Opinión | Notas de domingo
De Julio César a Demi Moore
Moderada cinefilia, viaje rural y recuperación del estado de forma

Aparcamiento de motos en el Centro de Málaga / L.O.
Lunes. El virus ha entrado en casa. Estornudos y malestares diversos, toses y pequeños lamentos ponen la banda sonora de un lunes grueso, frío, áspero y febril: por febrero y por fiebre. No hay opción: cafelito y manta. La televisión matinal es una rueda que gira infinita en los mismos asuntos: los aranceles de Trump, el cabronazo que ha matado a su mujer, la cumbre de ultraderechistas en Madrid, la gala de los Goya... Iba a escribir, etcétera. Pero no hay etcétera. Lo que hay es lo que he escrito. Cambio de tercio. Me enchufo Sucedió una noche, de Frank Capra, año 1934, Clark Gable y Claudette Colbert. Guerra de sexos, diálogos ingeniosos, gags aún vigentes.
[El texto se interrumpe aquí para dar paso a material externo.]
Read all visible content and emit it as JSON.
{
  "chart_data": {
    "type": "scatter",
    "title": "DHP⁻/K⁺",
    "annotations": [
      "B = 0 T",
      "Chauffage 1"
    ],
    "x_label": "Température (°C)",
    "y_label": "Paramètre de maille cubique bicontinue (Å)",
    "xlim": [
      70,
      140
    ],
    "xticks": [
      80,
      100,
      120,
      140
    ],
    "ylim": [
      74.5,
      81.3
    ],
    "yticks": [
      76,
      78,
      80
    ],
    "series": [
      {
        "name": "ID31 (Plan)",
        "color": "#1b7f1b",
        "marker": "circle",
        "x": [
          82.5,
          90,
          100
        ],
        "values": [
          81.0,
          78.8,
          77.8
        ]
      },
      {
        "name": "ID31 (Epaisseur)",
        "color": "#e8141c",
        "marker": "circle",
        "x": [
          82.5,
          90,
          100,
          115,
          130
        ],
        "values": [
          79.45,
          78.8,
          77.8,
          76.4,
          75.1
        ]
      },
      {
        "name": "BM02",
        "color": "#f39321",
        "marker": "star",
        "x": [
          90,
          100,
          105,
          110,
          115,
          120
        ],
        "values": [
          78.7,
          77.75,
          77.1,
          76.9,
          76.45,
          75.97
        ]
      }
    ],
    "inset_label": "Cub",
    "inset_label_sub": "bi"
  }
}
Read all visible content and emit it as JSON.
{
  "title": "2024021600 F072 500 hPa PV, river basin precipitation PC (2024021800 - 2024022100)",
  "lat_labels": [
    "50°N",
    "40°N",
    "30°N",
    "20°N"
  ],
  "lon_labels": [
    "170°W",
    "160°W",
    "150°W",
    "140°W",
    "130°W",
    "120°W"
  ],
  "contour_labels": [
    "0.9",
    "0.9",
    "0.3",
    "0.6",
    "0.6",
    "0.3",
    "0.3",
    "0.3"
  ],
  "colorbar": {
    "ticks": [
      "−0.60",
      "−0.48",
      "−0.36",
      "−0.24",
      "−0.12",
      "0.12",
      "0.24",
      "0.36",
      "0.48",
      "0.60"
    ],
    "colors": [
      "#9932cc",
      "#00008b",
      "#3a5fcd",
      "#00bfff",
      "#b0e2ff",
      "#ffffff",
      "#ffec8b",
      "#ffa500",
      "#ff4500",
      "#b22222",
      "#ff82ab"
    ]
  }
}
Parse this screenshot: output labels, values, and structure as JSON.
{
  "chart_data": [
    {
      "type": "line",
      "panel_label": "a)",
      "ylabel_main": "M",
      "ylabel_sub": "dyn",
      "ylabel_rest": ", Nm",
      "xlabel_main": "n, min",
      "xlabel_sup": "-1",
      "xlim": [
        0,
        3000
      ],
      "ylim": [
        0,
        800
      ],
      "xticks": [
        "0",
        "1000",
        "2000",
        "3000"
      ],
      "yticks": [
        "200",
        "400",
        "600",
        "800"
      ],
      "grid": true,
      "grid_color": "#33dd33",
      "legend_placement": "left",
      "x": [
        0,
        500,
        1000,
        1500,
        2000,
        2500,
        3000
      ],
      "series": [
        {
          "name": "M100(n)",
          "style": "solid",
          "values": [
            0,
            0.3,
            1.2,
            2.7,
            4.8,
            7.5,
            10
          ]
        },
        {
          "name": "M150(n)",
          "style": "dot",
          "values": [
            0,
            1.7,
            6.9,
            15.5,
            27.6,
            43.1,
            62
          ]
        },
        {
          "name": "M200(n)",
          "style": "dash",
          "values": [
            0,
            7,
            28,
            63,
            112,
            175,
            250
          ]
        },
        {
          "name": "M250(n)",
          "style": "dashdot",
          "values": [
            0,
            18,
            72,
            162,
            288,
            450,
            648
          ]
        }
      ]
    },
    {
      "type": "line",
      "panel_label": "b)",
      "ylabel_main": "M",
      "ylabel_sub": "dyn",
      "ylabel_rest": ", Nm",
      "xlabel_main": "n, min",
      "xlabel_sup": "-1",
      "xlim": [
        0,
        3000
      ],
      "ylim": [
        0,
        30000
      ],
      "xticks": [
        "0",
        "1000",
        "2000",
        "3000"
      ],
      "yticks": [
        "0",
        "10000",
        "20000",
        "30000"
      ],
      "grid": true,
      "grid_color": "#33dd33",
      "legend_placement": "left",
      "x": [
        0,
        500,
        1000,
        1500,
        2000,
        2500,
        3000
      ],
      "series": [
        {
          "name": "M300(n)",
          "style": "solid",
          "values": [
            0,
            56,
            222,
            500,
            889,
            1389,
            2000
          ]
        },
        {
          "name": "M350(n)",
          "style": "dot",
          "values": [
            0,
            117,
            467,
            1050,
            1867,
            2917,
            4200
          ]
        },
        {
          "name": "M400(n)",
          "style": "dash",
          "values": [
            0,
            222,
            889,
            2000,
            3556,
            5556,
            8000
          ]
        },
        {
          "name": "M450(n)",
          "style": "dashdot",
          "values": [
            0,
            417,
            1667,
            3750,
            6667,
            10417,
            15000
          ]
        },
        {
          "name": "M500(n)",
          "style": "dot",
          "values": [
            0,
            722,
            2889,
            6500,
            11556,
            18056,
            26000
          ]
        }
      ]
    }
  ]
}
No hemos cambiado tanto. No sé cómo sería Clark Gable con Twitter. O Capra con efectos especiales para digitalizar. No sé nada, en realidad no sé ni cómo me mantengo con humor para hacer nada. Duermo.
Martes. Ligera mejoría. La felicidad es la ausencia de dolor. Perdón por el tópico. Veo La sustancia, con Demi Moore. Interesante y amenísima la primera parte. Una explosión gore loca y brutal al final. A ratos espeluznante. Hay homenajes a clásicos de la ciencia ficción y un rebuscar en el mito de la eterna juventud. Pocos diálogos. A mí me parece que la Moore está bien como está. Quiero decir, en la vida real. Leo críticas sobre la película pero me asaltan e interrumpen anuncios de gimnasios, lociones, hoteles y restaurantes. Me entretengo en degustar la palabra espeluznante. Me reto a meterla en una conversación hoy mismo. A la tarde, viajo a Carratraca. En estas termas se bañó Julio César, me informa un señor al que le pregunto cómo se va al polideportivo. Qué maja es la gente de pueblo, digo para mis adentros. A continuación, el señor me informa de que él se enteró del dato hace una semana, que es de Madrid y que lleva solo quince días en el lugar. Experimento un frío agresivo. Carretera. Al rato, las luces de casas, pedanías y pueblos del Valle del Guadalhorce tintinean (las luces brillan pero en las novelas y dietarios tintinean) entremezclándose con olivos, naranjos y limoneros. Veo aviones en la oscuridad. Se atisba la gran ciudad y yo atisbo el momento del sofá y las aceitunas. Anoto mentalmente: escribir una columna airada sobre la falta de aparcamiento en mi barrio. Yo tengo parking, pero da igual. Escribir es ponerse en la piel de otros. También y a veces.
Miércoles. Viaje en tren. Intento sacar partido literario a esas llanuras, ese amanecer, el cambio lento y pertinaz del paisaje. Me lo impiden el sueño, las ganas de café y la cháchara que se traen dos señores acerca de la política internacional. Escribir sobre las molestias que se sufren viajando en tren es ya un género literario o periodístico en sí mismo. Está la variante del escritor protestón y malas pulgas, que finalmente nos hace reír, el que se pone lírico, el que no tiene estilo y resulta demasiado descarnado sin que falte incluso el panegirista del ferrocarril, especie ya menos abundante. A la altura de Puertollano, los señores se han ido a tomar café después de arreglar el mundo y yo estoy a ver si me arreglan el auricular para poder ver la película en un monitor tan pequeño que no logro ver. Saco un periódico impreso a riesgo de que alguien me mire como un bicho raro. Cuantísimas veces tememos que la gente nos mire mal y no nos mira ni Dios.
Jueves. El pan integral sabe que el mazapán es de la familia. Lo recibe por Navidad, lo tolera junto a él en la despensa. Lo trata como a un primo lejano de opuesto carácter. Obeso. Fuertote. Pero sabe que pronto volverá a reinar a solas en la cocina. El siete de enero, desahucian al mazapán. Invariablemente. Incluso habiéndole pagado la hipoteca nosotros: dos kilos.